Cientistas descobriram múmias de 7 mil anos no deserto que não compartilham DNA com os humanos modernos

Em um dos cantos mais inóspitos do planeta, duas múmias de 7 mil anos foram descobertas no abrigo de rocha Takarkori, no Saara. Análises de DNA revelaram que esses pastores neolíticos tinham uma ascendência nunca antes vista, desafiando as expectativas de que possuíam genes subsaarianos. Essa revelação lança luz sobre uma população antiga, cuja história genética divergiu dos grupos subsaarianos há muito tempo.
O Saara verde: um passado bem diferente
Hoje um deserto implacável, o Saara já foi uma região fértil e verdejante, o que é difícil de imaginar. Durante o Período Úmido Africano, entre 14.800 e 5.500 anos atrás, a região era uma savana que sustentava populações humanas. Esses povos antigos, vivendo no que hoje é o sudoeste da Líbia, deveriam ter uma ascendência subsaariana, mas a realidade genética é outra.
A arqueogeneticista Nada Salem, do Instituto Max Planck de Antropologia Evolutiva, liderou uma equipe que analisou o DNA das múmias, descobrindo que a maior parte de sua ancestralidade vem de uma linhagem norte africana previamente desconhecida. Apesar de o DNA não se preservar bem em climas áridos, eles conseguiram informações valiosas sobre o passado desses povos.
Parentesco inesperado com forrageadores marroquinos
Os indivíduos de Takarkori são surpreendentemente parentes próximos de forrageadores de 15 mil anos da caverna Taforalt, em Marrocos.
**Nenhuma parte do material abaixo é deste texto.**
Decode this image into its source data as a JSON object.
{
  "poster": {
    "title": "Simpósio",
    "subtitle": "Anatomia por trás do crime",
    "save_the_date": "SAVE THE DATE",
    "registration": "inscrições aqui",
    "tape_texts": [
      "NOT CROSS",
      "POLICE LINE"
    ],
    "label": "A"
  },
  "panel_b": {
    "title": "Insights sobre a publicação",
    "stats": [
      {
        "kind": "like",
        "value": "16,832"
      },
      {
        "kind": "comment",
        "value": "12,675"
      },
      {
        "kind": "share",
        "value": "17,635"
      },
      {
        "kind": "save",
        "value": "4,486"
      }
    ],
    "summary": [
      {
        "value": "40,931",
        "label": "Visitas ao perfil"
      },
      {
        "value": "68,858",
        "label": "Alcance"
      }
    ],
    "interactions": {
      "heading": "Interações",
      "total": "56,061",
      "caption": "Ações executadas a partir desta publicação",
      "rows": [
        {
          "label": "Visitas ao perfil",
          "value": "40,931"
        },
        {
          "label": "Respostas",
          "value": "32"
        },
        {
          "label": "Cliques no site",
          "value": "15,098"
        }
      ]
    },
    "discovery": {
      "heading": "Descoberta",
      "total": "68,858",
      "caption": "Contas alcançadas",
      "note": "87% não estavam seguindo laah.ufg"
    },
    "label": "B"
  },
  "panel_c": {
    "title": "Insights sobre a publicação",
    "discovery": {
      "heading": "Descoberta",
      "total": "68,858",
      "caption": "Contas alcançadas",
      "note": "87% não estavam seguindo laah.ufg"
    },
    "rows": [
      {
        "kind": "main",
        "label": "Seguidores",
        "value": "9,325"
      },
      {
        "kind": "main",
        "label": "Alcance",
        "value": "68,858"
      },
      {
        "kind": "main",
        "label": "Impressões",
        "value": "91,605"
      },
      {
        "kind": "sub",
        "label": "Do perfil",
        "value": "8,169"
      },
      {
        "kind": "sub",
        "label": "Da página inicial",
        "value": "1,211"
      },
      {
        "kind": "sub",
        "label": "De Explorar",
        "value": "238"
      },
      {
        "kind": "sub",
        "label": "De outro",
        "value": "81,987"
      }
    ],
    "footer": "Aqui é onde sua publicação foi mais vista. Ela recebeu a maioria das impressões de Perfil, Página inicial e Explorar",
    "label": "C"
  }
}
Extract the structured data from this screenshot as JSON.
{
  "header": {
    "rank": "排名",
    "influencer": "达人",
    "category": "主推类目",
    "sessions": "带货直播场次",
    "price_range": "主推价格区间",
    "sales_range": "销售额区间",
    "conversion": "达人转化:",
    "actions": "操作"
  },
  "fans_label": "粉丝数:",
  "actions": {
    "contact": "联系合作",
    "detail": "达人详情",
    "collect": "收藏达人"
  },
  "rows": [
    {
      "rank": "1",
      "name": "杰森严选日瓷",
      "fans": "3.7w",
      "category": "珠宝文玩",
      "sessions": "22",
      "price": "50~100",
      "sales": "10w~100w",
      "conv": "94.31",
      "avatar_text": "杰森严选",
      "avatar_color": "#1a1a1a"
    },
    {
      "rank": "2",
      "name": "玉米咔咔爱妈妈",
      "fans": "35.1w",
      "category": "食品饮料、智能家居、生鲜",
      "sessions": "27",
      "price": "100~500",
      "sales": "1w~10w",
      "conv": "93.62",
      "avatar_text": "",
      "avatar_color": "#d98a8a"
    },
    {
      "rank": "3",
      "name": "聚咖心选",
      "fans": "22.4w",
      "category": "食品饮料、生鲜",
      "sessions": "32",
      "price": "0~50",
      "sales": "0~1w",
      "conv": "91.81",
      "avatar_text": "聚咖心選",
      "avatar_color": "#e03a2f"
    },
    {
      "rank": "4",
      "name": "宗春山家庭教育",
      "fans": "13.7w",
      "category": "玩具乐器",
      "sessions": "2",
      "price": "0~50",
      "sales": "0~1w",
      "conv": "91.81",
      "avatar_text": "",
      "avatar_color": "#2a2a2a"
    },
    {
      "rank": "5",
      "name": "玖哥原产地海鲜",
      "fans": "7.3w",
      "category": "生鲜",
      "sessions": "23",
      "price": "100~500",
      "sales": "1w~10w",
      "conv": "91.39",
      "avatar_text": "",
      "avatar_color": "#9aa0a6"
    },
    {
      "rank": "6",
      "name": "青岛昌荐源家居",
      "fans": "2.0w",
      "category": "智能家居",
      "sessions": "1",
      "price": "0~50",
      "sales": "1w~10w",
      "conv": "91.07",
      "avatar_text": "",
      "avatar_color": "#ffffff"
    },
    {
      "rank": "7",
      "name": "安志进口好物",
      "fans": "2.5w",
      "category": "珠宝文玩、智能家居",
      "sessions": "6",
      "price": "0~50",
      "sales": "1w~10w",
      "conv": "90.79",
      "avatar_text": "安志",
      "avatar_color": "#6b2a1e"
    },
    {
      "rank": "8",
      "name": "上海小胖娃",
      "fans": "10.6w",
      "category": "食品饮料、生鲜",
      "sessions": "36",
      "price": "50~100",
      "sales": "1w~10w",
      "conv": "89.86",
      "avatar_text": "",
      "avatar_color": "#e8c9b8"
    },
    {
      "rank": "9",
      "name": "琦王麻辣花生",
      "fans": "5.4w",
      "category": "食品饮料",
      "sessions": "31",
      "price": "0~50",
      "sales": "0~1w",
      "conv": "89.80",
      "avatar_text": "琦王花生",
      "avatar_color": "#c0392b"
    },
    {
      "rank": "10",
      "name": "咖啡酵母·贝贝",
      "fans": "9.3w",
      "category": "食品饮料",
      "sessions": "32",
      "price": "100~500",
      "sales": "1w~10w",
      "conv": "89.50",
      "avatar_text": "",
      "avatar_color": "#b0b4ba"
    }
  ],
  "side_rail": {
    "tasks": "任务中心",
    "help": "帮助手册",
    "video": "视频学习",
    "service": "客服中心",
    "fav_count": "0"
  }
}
Ambas as linhagens mantêm uma distância genética semelhante dos grupos subsaarianos da época, sugerindo pouca mistura genética entre o norte e o sul da África. Curiosamente, eles possuem mais DNA de Neandertal do que outros povos subsaarianos contemporaneos.
Aparentemente, os Takarkori tiveram menos contato com os Neandertais do que os Taforalt, mas ainda assim mais do que outros grupos na região. Traços de mistura com agricultores do Levante também foram detectados, embora os genes dos Takarkori indiquem que eles permaneceram, principalmente, isolados. Eles estavam geneticamente ligados a forrageadores do noroeste africano , mas eram distintos de populações subsaarianas.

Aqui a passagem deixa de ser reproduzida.